Sunday, March 2, 2008

iPhoto 08 Improves Digital Image Management


In the past for iPhoto users to load their digital images from a camera or a disk reader, they would plug their device in, iPhoto would launch and an icon of a camera would appear in the middle of the iPhoto window signaling it recognized the card or camera. iPhoto would then provide a button saying IMPORT.

Unfortunately, I often did not need to import all the images on the card or camera. And, although iPhoto was kind enough to prompt you to pass over the duplicates or images you'd previously loaded, the import process was very analog, like the old days when you have to listen to ALL your voice mail messages. iPhoto was very slow if all you needed to load was one or two images from a disk with 100 on it. Scanning a disk and importing the files would take 15 or 20 minutes with todays large storage capacity digital media and large image files. A simple task of shooting a single image, loading it into iPhoto and emailing it to a family member or my publisher was agonizingly cumbersome.
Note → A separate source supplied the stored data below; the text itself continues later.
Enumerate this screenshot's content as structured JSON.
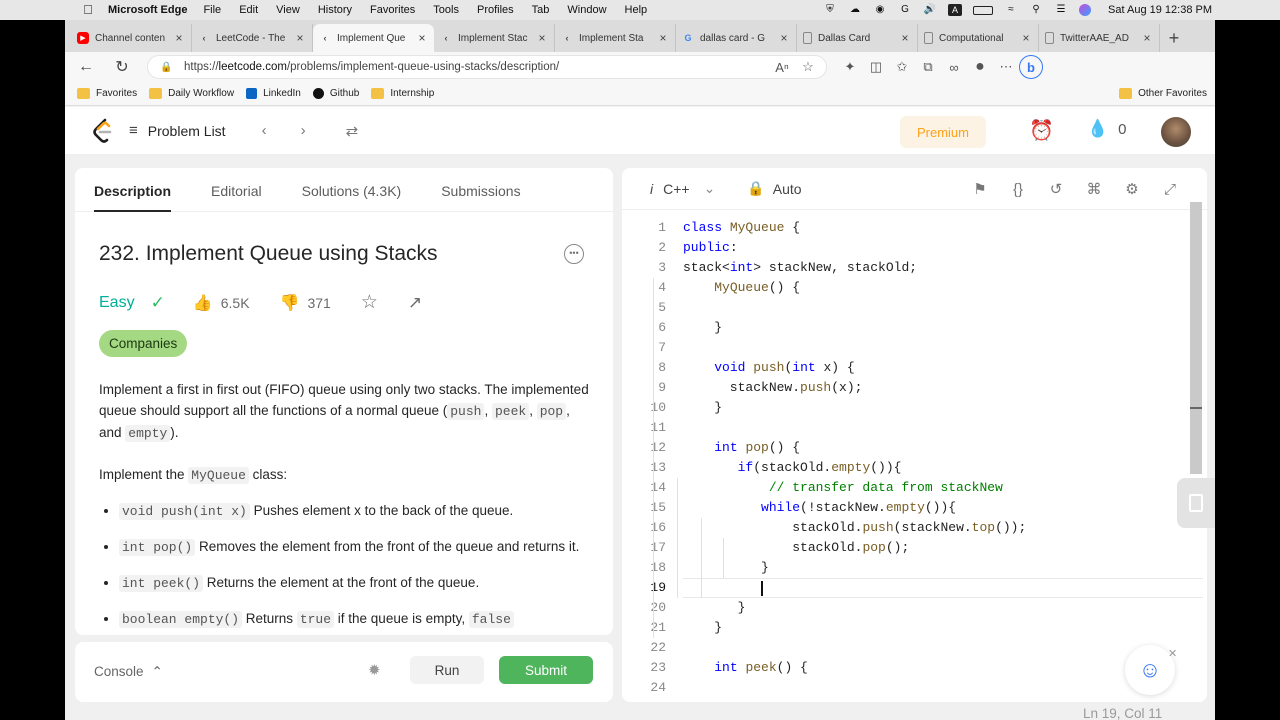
{
  "menubar": {
    "app": "Microsoft Edge",
    "items": [
      "File",
      "Edit",
      "View",
      "History",
      "Favorites",
      "Tools",
      "Profiles",
      "Tab",
      "Window",
      "Help"
    ],
    "clock": "Sat Aug 19  12:38 PM",
    "status_icons": [
      "shield-icon",
      "creative-cloud-icon",
      "grammarly-icon",
      "google-icon",
      "volume-icon",
      "input-source-icon",
      "battery-icon",
      "wifi-icon",
      "spotlight-icon",
      "control-center-icon",
      "siri-icon"
    ]
  },
  "tabs": [
    {
      "label": "Channel conten",
      "icon": "youtube-icon",
      "color": "#ff0000"
    },
    {
      "label": "LeetCode - The",
      "icon": "leetcode-icon",
      "color": "#ffa116"
    },
    {
      "label": "Implement Que",
      "icon": "leetcode-icon",
      "color": "#ffa116",
      "active": true
    },
    {
      "label": "Implement Stac",
      "icon": "leetcode-icon",
      "color": "#ffa116"
    },
    {
      "label": "Implement Sta",
      "icon": "leetcode-icon",
      "color": "#ffa116"
    },
    {
      "label": "dallas card - G",
      "icon": "google-icon",
      "color": "#4285f4"
    },
    {
      "label": "Dallas Card",
      "icon": "page-icon",
      "color": "#888888"
    },
    {
      "label": "Computational",
      "icon": "page-icon",
      "color": "#888888"
    },
    {
      "label": "TwitterAAE_AD",
      "icon": "page-icon",
      "color": "#888888"
    }
  ],
  "address": {
    "prefix": "https://",
    "domain": "leetcode.com",
    "path": "/problems/implement-queue-using-stacks/description/"
  },
  "favorites": [
    {
      "label": "Favorites",
      "icon": "folder-icon"
    },
    {
      "label": "Daily Workflow",
      "icon": "folder-icon"
    },
    {
      "label": "LinkedIn",
      "icon": "linkedin-icon"
    },
    {
      "label": "Github",
      "icon": "github-icon"
    },
    {
      "label": "Internship",
      "icon": "folder-icon"
    }
  ],
  "other_favorites": "Other Favorites",
  "lc_nav": {
    "problem_list": "Problem List",
    "premium": "Premium",
    "streak": "0"
  },
  "desc_tabs": [
    "Description",
    "Editorial",
    "Solutions (4.3K)",
    "Submissions"
  ],
  "problem": {
    "title": "232. Implement Queue using Stacks",
    "difficulty": "Easy",
    "likes": "6.5K",
    "dislikes": "371",
    "companies": "Companies",
    "p1_text": "Implement a first in first out (FIFO) queue using only two stacks. The implemented queue should support all the functions of a normal queue (",
    "p1_codes": [
      "push",
      "peek",
      "pop",
      "empty"
    ],
    "p1_and": ", and ",
    "p1_end": ").",
    "p2_pre": "Implement the ",
    "p2_code": "MyQueue",
    "p2_post": " class:",
    "bullets": [
      {
        "code": "void push(int x)",
        "text": " Pushes element x to the back of the queue."
      },
      {
        "code": "int pop()",
        "text": " Removes the element from the front of the queue and returns it."
      },
      {
        "code": "int peek()",
        "text": " Returns the element at the front of the queue."
      },
      {
        "code": "boolean empty()",
        "text": " Returns ",
        "code2": "true",
        "text2": " if the queue is empty, ",
        "code3": "false"
      }
    ]
  },
  "console": {
    "label": "Console",
    "run": "Run",
    "submit": "Submit"
  },
  "editor": {
    "lang": "C++",
    "lang_prefix": "i",
    "auto": "Auto",
    "cursor": "Ln 19, Col 11",
    "current_line": 19,
    "lines": [
      "class MyQueue {",
      "public:",
      "stack<int> stackNew, stackOld;",
      "    MyQueue() {",
      "",
      "    }",
      "",
      "    void push(int x) {",
      "      stackNew.push(x);",
      "    }",
      "",
      "    int pop() {",
      "       if(stackOld.empty()){",
      "           // transfer data from stackNew",
      "          while(!stackNew.empty()){",
      "              stackOld.push(stackNew.top());",
      "              stackOld.pop();",
      "          }",
      "",
      "       }",
      "    }",
      "",
      "    int peek() {",
      ""
    ]
  }
}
With iPhoto 08 Apple FINALLY fixed this very non-Apple way of forcing the user to follow a protocol rather than given them options to control their digital content. With the upgraded version of iPhoto, when you plug the camera or card in it provides a preview of the entire contents and then allows you to select only a few or all images you wish to import. This is a huge improvement and timesaver over previous iPhoto versions.

Like my raves about getting around to fixing .Mac, I had been writing to Apple and complaining about this problem in iPhoto since version 5 and was disappointed they didn't provide a card browser in iPhoto 6, only to be told that there was a small application to previewing called Image Capture.

In fact, with this upgrade of iPhoto, Apple has made a concerted effort to improve the image management capabilities of the application. The iPhoto teams programming efforts are paying off with better image loading options, more information being captured and stored for each image, the addition of organizing stacks of photos into Events and the ability to hide images you may need to keep for some reason but not want to view.

iPhoto gave us the ability to capture and amass huge libraries of digital images but for most Mac users two, five or even ten thousand images quickly became unmanageable but iPhoto 08 truly improves upon the tasks of managing your ever expanding library of images. Many home and professional photographers will find the iPhoto 08 upgrade essential to their practical management needs.